On two separate occasions this month, Texans quarterback Deshaun Watson has publicly supported coach Bill O’Brien. On Wednesday, reporters asked O’Brien to react to Watson’s push to keep O’Brien around for the rest of Watson’s career.
“Look, I don’t really know how to answer that question,” O’Brien told reporters. “I appreciate all the support that anybody — I think that’s just the way I think any of us are. People support you, it’s a nice thing. But, at the end of the day, we’ve got to focus on Pittsburgh and that’s what we’re trying to do.”
At some point soon, however, the focus will be O’Brien’s future. He has one year left on his contract, and owner Bob McNair made it clear in March that there will be no talks on a new deal until the 2017 season ends.
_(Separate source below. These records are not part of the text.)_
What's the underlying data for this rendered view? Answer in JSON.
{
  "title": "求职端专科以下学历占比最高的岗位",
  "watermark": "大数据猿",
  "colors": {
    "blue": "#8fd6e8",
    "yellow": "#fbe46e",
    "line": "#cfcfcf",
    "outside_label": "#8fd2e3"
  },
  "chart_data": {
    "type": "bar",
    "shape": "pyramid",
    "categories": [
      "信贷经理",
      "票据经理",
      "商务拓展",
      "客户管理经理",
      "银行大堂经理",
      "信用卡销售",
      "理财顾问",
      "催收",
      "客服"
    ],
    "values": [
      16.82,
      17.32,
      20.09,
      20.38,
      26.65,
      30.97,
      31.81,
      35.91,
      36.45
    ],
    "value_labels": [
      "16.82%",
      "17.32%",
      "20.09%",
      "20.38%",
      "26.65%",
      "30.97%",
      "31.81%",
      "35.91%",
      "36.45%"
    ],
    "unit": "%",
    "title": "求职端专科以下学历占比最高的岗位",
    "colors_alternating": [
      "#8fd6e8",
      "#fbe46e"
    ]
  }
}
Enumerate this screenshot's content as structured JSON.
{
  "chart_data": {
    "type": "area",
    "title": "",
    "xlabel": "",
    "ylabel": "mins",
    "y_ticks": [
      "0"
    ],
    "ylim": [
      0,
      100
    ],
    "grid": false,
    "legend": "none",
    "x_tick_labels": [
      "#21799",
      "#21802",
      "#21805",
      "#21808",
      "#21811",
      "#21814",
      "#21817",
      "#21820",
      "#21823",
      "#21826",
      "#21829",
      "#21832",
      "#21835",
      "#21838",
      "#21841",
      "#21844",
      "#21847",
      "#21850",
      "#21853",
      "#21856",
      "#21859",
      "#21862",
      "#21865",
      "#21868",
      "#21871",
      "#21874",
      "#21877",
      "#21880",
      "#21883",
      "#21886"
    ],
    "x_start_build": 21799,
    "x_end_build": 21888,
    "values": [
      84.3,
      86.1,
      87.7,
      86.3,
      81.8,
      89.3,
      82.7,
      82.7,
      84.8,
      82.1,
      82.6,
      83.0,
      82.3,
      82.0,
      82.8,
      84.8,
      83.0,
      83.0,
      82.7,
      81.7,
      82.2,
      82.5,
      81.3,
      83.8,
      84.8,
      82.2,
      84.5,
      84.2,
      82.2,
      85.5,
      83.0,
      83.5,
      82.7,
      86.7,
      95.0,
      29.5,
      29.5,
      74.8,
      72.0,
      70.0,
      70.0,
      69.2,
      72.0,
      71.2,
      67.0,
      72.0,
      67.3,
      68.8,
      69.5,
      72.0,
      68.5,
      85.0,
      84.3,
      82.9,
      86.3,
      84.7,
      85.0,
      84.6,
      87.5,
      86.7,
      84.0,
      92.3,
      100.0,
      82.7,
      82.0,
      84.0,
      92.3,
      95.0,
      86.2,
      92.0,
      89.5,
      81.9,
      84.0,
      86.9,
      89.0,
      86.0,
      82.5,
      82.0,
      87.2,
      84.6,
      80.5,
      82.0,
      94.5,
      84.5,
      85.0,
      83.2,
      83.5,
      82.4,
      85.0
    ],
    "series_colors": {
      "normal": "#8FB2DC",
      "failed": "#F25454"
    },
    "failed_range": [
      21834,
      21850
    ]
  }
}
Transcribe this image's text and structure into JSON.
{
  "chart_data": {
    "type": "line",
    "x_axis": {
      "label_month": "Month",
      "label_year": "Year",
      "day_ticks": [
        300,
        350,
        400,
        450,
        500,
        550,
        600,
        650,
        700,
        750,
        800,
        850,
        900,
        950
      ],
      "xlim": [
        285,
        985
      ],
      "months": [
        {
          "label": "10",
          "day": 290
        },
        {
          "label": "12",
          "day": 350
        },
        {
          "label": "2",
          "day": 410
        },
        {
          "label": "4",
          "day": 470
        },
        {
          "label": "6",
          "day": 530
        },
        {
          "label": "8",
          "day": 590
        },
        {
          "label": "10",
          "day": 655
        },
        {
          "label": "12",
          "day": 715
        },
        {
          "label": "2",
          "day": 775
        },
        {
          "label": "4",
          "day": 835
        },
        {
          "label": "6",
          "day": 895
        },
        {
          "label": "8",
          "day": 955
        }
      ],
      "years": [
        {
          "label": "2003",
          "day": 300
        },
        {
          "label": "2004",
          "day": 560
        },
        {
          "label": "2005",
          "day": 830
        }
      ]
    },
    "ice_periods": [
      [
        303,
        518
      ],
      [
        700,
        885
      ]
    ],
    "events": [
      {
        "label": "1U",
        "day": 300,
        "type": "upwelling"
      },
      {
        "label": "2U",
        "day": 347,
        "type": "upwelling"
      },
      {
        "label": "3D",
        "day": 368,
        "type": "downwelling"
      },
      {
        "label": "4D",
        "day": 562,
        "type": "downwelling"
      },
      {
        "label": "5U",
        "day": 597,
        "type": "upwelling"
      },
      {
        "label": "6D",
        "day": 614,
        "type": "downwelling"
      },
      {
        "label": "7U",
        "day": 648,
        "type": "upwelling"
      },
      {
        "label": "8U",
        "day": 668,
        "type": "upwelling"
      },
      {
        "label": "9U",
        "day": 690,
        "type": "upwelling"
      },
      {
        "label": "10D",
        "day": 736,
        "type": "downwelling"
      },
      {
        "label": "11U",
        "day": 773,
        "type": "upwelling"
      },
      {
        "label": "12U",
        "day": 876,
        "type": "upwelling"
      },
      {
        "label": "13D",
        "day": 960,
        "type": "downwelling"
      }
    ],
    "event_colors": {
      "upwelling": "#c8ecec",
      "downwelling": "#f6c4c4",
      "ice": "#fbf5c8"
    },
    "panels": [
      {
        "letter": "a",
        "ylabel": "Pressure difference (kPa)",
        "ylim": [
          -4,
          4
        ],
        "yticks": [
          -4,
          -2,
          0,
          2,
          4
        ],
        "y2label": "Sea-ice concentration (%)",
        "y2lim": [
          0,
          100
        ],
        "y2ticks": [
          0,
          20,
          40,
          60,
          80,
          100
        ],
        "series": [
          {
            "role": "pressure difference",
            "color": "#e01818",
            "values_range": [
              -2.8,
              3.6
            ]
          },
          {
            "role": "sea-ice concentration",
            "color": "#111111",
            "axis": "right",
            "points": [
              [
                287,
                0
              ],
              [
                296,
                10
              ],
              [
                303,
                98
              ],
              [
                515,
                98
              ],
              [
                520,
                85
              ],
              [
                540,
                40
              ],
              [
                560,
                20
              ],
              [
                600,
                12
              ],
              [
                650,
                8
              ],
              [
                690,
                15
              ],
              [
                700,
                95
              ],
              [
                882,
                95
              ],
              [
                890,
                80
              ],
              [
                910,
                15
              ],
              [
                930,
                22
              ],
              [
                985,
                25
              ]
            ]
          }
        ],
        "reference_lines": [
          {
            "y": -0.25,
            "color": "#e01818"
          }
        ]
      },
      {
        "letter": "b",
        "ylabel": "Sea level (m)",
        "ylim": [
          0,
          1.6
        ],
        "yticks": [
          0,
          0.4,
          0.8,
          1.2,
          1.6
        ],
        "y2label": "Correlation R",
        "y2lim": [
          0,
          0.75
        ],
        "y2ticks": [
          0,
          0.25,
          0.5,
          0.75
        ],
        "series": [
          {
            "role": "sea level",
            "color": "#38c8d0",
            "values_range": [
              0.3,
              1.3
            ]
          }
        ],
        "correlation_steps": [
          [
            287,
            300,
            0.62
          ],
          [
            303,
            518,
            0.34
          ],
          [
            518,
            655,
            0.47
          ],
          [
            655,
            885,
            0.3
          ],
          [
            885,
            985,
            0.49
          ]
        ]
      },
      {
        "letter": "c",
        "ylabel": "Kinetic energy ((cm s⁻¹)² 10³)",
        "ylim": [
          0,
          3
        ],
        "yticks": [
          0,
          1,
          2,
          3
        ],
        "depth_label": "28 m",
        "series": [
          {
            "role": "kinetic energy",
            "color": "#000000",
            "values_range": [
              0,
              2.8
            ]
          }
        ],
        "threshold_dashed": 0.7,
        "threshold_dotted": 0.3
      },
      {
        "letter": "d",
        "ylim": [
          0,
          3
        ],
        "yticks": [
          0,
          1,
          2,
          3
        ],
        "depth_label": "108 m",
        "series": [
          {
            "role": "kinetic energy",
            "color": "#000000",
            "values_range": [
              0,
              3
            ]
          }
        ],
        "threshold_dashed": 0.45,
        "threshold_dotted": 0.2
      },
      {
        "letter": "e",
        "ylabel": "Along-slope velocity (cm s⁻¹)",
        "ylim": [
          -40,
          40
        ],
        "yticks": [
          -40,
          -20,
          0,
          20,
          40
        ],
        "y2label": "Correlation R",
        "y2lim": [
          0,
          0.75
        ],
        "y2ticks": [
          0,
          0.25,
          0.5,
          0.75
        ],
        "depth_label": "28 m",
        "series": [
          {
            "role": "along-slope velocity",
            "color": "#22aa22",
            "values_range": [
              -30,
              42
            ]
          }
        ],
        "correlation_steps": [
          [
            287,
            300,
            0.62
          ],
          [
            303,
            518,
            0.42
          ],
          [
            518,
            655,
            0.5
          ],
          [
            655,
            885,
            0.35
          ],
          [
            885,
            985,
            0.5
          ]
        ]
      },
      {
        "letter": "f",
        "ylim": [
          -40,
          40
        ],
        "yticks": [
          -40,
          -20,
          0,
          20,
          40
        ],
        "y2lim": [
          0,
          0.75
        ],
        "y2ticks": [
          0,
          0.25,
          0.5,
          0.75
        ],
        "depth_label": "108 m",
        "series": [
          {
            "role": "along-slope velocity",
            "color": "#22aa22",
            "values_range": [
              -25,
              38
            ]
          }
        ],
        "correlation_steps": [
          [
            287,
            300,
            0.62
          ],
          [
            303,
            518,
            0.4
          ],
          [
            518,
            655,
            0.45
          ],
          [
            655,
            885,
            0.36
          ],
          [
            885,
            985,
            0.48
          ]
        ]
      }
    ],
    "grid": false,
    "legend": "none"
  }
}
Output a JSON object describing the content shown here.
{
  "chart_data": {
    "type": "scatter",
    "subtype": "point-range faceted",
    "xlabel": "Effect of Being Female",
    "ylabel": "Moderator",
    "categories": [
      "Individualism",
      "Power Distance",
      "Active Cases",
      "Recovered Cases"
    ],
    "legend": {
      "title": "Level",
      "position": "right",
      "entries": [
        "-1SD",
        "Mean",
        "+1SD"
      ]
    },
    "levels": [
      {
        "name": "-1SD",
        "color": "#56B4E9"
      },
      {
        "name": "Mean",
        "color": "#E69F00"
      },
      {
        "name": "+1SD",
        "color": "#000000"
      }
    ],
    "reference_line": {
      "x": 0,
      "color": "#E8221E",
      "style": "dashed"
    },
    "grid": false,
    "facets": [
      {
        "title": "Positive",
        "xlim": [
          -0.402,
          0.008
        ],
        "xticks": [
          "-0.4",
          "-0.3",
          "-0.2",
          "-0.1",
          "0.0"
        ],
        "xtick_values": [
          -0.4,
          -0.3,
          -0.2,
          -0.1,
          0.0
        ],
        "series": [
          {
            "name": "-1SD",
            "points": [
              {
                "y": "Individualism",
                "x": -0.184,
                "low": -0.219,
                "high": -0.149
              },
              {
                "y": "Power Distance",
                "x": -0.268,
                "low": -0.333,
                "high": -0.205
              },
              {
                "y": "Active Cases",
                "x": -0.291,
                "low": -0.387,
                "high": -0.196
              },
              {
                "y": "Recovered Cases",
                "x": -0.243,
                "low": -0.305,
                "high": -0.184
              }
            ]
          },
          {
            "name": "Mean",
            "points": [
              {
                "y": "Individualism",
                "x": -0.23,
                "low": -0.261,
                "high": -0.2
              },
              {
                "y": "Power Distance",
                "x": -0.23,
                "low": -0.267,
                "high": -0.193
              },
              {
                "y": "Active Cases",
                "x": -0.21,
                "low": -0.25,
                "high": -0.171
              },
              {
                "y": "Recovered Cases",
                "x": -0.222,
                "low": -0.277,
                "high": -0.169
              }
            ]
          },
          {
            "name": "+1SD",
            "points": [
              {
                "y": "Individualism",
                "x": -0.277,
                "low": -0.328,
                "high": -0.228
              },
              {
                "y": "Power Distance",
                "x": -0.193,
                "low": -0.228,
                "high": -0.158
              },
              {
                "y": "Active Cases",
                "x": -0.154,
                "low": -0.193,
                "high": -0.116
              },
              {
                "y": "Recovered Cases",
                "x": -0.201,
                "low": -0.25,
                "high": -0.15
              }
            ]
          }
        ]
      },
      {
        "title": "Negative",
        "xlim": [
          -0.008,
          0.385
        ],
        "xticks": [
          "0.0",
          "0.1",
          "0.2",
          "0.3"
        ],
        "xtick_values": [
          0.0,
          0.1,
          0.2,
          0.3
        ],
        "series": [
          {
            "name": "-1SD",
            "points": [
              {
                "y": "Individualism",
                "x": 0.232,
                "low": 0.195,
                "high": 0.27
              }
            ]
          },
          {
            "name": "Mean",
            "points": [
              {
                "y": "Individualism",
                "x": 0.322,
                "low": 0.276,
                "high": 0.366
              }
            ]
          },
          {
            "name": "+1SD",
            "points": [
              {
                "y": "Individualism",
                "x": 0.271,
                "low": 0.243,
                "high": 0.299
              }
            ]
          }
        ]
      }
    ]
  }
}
“We’ll talk to him about it at the end of this year,” McNair said at the time. “That’s typically when we do that sort of thing. . . . We’ll sit down and see what he’s happy with and if he wants to be extended and see how we feel.”
That reference to “what he’s happy with” surely wasn’t an accident. Last year at this time, multiple reports emerged about O’Brien not being happy. (We’d heard he’s “miserable.”) And some thought he was trying to get out of Houston.
Now, he says he won’t quit. And for good reason; with a young franchise quarterback in place, O’Brien and the Texans could be contending for championships every year.
The question becomes whether McNair wants to keep O’Brien around. Having Watson politick for O’Brien makes the situation a little more delicate for the team. Ultimately, however, Watson is wired to accept whatever the team chooses to do. Given Watson’s presence, the Texans can essentially hire any coach they want.
Here’s something I mused about in responding to one of the many questions posed for Wednesday’s PFT PM podcast (and, yes, I’m mentioning that to justify dropping the link to the podcast player below): Watson is the kind of quarterback that could get any coach’s attention. And maybe he’s the one quarterback who could lure Nick Saban back to the NFL.
Let that one sink in for a second. Saban, whose NFL-caliber defense was shredded twice by Watson in the NCAA title game, could join forces with a dynamic young quarterback, coach up the talented players around him, and finally eliminate the one blemish on his record — failure at the NFL level.
That’s not a suggestion that Saban would. But if he’s ever going to do it, the Texans would be the team.
That thinking applies to any other coach who flirts with coaching in the NFL. Which underscores the reality that the Texans may decide that this is the perfect opportunity to hire any coach they want to lead the team into the future.